I have a class Vector that represents a point in 3-dimensional space. This vector has a method normalize(self, length = 1) which scales the vector down/up to be length == vec.normalize(length).length.
The unittest for this method sometimes fails because of the imprecision of floating-point numbers. My question is, how can I make sure this test does not fail when the methods are implemented correctly? Is it possible to do it without testing for an approximate value?
Additional information:
def testNormalize(self):
vec = Vector(random.random(), random.random(), random.random())

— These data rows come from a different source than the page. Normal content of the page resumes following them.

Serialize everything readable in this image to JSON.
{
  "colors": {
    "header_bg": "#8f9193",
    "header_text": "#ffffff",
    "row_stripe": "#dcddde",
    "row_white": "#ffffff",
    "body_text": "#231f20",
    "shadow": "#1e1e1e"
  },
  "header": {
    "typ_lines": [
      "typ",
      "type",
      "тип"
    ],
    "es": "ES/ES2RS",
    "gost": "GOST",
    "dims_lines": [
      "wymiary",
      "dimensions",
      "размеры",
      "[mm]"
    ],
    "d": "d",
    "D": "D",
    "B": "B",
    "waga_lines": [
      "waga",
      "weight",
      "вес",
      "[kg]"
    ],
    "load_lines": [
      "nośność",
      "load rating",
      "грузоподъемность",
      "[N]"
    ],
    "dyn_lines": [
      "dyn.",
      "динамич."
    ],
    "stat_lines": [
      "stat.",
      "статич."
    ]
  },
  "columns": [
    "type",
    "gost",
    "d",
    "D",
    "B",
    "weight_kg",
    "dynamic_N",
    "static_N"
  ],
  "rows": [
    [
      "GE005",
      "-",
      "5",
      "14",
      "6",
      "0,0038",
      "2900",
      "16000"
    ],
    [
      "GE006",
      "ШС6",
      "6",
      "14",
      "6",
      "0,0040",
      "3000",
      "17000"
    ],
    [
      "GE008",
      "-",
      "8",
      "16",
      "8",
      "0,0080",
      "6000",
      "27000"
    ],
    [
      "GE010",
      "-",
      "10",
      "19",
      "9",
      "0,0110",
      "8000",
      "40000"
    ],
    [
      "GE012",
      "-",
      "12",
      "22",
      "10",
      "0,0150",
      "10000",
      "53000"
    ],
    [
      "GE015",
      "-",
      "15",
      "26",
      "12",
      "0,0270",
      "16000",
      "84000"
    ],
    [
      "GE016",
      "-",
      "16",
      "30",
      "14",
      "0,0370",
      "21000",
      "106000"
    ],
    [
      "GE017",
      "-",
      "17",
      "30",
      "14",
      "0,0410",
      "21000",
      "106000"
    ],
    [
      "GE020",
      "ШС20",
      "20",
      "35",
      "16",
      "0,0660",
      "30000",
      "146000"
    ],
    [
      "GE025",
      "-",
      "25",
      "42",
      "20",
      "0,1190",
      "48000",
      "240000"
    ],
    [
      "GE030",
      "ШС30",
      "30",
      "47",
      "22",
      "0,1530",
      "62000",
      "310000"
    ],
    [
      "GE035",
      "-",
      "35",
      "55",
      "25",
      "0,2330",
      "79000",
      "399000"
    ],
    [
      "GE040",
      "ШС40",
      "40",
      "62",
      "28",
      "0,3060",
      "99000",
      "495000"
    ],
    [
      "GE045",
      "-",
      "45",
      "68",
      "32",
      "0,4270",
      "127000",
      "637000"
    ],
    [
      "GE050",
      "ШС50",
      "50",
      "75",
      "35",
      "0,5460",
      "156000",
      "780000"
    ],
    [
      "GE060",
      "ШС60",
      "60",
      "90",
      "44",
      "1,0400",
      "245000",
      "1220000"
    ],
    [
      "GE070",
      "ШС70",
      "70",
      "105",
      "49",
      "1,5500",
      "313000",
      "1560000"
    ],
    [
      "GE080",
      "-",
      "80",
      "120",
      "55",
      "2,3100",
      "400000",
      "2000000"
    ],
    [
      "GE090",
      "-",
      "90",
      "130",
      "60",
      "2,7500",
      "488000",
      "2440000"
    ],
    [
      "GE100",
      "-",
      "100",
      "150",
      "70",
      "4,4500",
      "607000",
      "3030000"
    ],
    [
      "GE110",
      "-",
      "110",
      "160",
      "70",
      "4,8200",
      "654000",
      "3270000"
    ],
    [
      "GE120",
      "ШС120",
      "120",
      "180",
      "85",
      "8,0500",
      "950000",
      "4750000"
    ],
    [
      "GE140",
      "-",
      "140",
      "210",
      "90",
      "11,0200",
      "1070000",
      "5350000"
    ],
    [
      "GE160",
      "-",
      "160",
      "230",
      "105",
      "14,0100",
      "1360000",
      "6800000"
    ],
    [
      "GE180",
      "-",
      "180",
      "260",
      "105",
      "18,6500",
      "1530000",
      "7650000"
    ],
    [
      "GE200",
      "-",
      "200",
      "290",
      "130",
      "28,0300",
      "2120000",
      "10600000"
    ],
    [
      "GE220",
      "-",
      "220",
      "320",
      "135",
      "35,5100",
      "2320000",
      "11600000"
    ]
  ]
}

self.assertEqual(vec.normalize(5).length, 5)
This sometimes results in either AssertionError: 4.999999999999999 != 5 or AssertionError: 5.000000000000001 != 5.
Note: I am aware that the floating-point issue may be in the Vector.length property or in Vector.normalize().
1) How can I make sure the test works?
Use
assertAlmostEqual,assertNotAlmostEqual.From the official documentation:
Test that first and second are approximately equal by computing the difference, rounding to the given number of decimal places (default 7), and comparing to zero.
2) Is it possible to do it without testing for an approximate value?
Esentially No.
The floating point issue can’t be bypassed, so you have either to "round" the result given by
vec.normalizeor accept an almost-equal result (each one of the two is an approximation).